Configuring access to WASB

Hortonworks Data Platform (HDP) supports reading and writing block blobs and page blobs from and to Windows Azure Storage Blob (WASB) object store, as well as reading and writing files stored in an Azure Data Lake Storage (ADLS) account.

Windows Azure Storage Blob (WASB) is an object store service available on Azure.
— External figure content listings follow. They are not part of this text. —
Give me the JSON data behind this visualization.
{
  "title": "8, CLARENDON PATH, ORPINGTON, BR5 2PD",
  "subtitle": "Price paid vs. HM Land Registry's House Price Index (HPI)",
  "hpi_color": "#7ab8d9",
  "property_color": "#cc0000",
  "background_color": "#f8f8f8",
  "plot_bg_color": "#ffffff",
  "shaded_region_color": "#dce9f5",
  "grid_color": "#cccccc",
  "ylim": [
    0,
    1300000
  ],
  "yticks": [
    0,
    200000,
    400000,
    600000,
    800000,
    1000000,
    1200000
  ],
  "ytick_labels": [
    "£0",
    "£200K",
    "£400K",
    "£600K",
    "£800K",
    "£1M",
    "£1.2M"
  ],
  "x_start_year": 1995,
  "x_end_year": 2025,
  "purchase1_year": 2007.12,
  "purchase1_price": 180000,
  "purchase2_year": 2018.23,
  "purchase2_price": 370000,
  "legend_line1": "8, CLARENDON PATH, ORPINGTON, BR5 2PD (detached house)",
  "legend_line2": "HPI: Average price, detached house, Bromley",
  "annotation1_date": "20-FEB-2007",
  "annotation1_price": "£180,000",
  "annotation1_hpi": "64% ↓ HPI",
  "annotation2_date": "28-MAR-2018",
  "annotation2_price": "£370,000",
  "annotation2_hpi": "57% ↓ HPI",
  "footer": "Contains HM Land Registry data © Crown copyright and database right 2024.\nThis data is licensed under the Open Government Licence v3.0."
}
WASB is not supported as a default file system, but access to data in WASB is possible via the wasb connector.

These steps assume that you are using an HDP version that supports the wasb cloud storage connector (HDP 2.6.1 or newer).

Prerequisites

If you want to use Windows Azure Storage Blob to store your data, you must enable Azure subscription for Blob Storage, and then create a storage account.

Here is an example of how to create a a storage account:

Configure access to WASB

In order to access data stored in your Azure blob storage account, you must obtain your access key from your storage account settings, and then provide the storage account name and its corresponding access key when creating a cluster.

Steps

  1. Obtain your storage account name and storage access key from the Access keys page in your storage account settings:

  2. In Cloudbreak web UI, on the advanced Cloud Storage page of the create a cluster wizard, select Use existing WASB storage.
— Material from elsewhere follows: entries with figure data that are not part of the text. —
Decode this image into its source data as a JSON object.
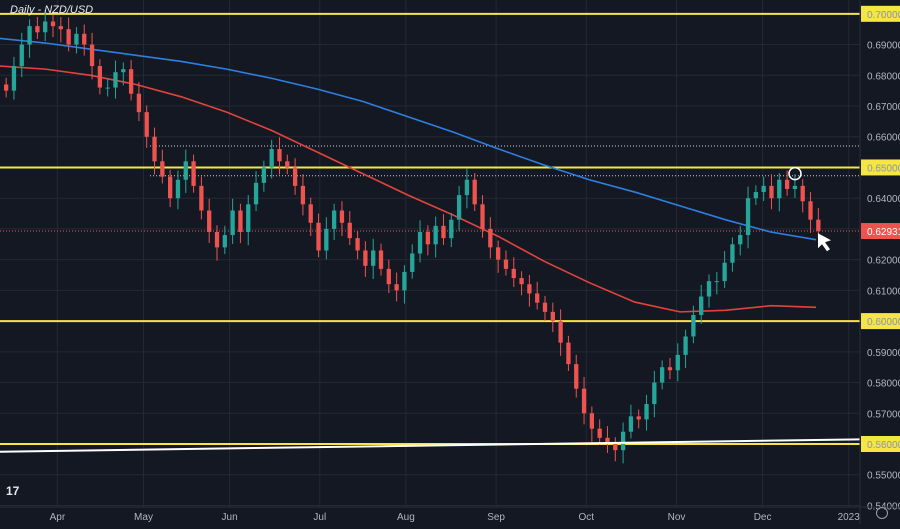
{
  "header": {
    "title": "Daily - NZD/USD"
  },
  "chart_data": {
    "type": "candlestick",
    "symbol": "NZD/USD",
    "timeframe": "Daily",
    "ylim": [
      0.5395,
      0.7045
    ],
    "y_ticks": [
      "0.70000",
      "0.69000",
      "0.68000",
      "0.67000",
      "0.66000",
      "0.65000",
      "0.64000",
      "0.63000",
      "0.62000",
      "0.61000",
      "0.60000",
      "0.59000",
      "0.58000",
      "0.57000",
      "0.56000",
      "0.55000",
      "0.54000"
    ],
    "x_ticks": [
      "Apr",
      "May",
      "Jun",
      "Jul",
      "Aug",
      "Sep",
      "Oct",
      "Nov",
      "Dec",
      "2023"
    ],
    "last_price": "0.62931",
    "horizontal_levels": [
      {
        "value": 0.7,
        "label": "0.70000",
        "color": "#f5e642"
      },
      {
        "value": 0.65,
        "label": "0.65000",
        "color": "#f5e642"
      },
      {
        "value": 0.6,
        "label": "0.60000",
        "color": "#f5e642"
      },
      {
        "value": 0.56,
        "label": "0.56000",
        "color": "#f5e642"
      }
    ],
    "dotted_levels": [
      0.657,
      0.6473
    ],
    "trendline": {
      "from": 0.5575,
      "to": 0.5615,
      "color": "#ffffff"
    },
    "moving_averages": [
      {
        "name": "",
        "color": "#2f7fe0",
        "values": [
          0.692,
          0.6905,
          0.6885,
          0.6865,
          0.6845,
          0.682,
          0.679,
          0.6755,
          0.6715,
          0.6665,
          0.6615,
          0.656,
          0.6508,
          0.646,
          0.642,
          0.6375,
          0.633,
          0.629,
          0.6265
        ]
      },
      {
        "name": "",
        "color": "#e2443c",
        "values": [
          0.683,
          0.682,
          0.68,
          0.677,
          0.673,
          0.668,
          0.662,
          0.655,
          0.648,
          0.641,
          0.6345,
          0.6275,
          0.6195,
          0.6125,
          0.6062,
          0.603,
          0.6035,
          0.605,
          0.6045
        ]
      }
    ],
    "candles": [
      0.675,
      0.683,
      0.69,
      0.696,
      0.694,
      0.6975,
      0.696,
      0.695,
      0.69,
      0.6935,
      0.69,
      0.683,
      0.676,
      0.676,
      0.681,
      0.682,
      0.674,
      0.668,
      0.66,
      0.652,
      0.647,
      0.64,
      0.646,
      0.652,
      0.644,
      0.636,
      0.629,
      0.624,
      0.628,
      0.636,
      0.629,
      0.638,
      0.645,
      0.65,
      0.656,
      0.652,
      0.65,
      0.644,
      0.638,
      0.632,
      0.623,
      0.63,
      0.636,
      0.632,
      0.627,
      0.623,
      0.618,
      0.623,
      0.617,
      0.612,
      0.61,
      0.616,
      0.622,
      0.629,
      0.625,
      0.631,
      0.627,
      0.633,
      0.641,
      0.646,
      0.638,
      0.63,
      0.624,
      0.62,
      0.617,
      0.614,
      0.612,
      0.609,
      0.606,
      0.603,
      0.6,
      0.593,
      0.586,
      0.578,
      0.57,
      0.565,
      0.562,
      0.56,
      0.558,
      0.564,
      0.569,
      0.568,
      0.573,
      0.58,
      0.585,
      0.584,
      0.589,
      0.595,
      0.602,
      0.608,
      0.613,
      0.613,
      0.619,
      0.625,
      0.628,
      0.64,
      0.642,
      0.644,
      0.64,
      0.646,
      0.643,
      0.644,
      0.639,
      0.633,
      0.6293
    ],
    "annotations": [
      {
        "type": "circle",
        "label": "",
        "at_value": 0.648
      },
      {
        "type": "arrow",
        "label": "",
        "at_value": 0.626
      }
    ]
  },
  "colors": {
    "up": "#26a69a",
    "down": "#ef5350",
    "grid": "#242833",
    "background": "#141823"
  }
}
  3. Provide the Storage Account Name and Access Key parameters obtained in the previous step.

Once your cluster is in the running state, you will be able to access the Azure blob storage account from the cluster nodes.

Test access to WASB

To tests access to WASB, SSH to a cluster node and run a few hadoop fs shell commands against your existing WASB account.

WASB access path syntax is:

wasb://container_name@storage_account_name.blob.core.windows.net/dir/file

For example, to access a file called "testfile" located in a directory called "testdir", stored in the container called "testcontainer" on the account called "hortonworks", the URL is:

wasb://testcontainer@hortonworks.blob.core.windows.net/testdir/testfile

You can also use "wasbs" prefix to utilize SSL-encrypted HTTPS access:

wasbs://@.blob.core.windows.net/dir/file

The following Hadoop FileSystem shell commands demonstrate access to a storage account named "myaccount" and a container named "mycontainer":

hadoop fs -ls wasb://mycontainer@myaccount.blob.core.windows.net/

hadoop fs -mkdir wasb://mycontainer@myaccount.blob.core.windows.net/testDir

hadoop fs -put testFile wasb://mycontainer@myaccount.blob.core.windows.net/testDir/testFile

hadoop fs -cat wasb://mycontainer@myaccount.blob.core.windows.net/testDir/testFile
test file content

For more information about configuring the WASB connector and working with data stored in WASB, refer to Cloud Data Access documentation.

Related links
Cloud Data Access (Hortonworks)
Create a storage account (External)

Configure WASB storage locations

After configuring access to WASB, you can optionally use that WASB storage account as a base storage location; this storage location is mainly for the Hive Warehouse Directory (used for storing the table data for managed tables).

Steps

  1. When creating a cluster, on the Cloud Storage page in the advanced cluster wizard view, select Use existing WASB storage and select the instance profile to use, as described in Configure access to WASB.
  2. Under Storage Locations, enable Configure Storage Locations by clicking the On button.
  3. Provide your existing directory name under Base Storage Location.

    Make sure that the container exists within the account.

  4. Under Path for Hive Warehouse Directory property (hive.metastore.warehouse.dir), Cloudbreak automatically suggests a location within the bucket. For example, if the directory that you specified is my-test-container then the suggested location will be my-test-container@my-wasb-account.blob.core.windows.net/apps/hive/warehouse. You may optionally update this path.

    Cloudbreak automatically creates this directory structure in your bucket.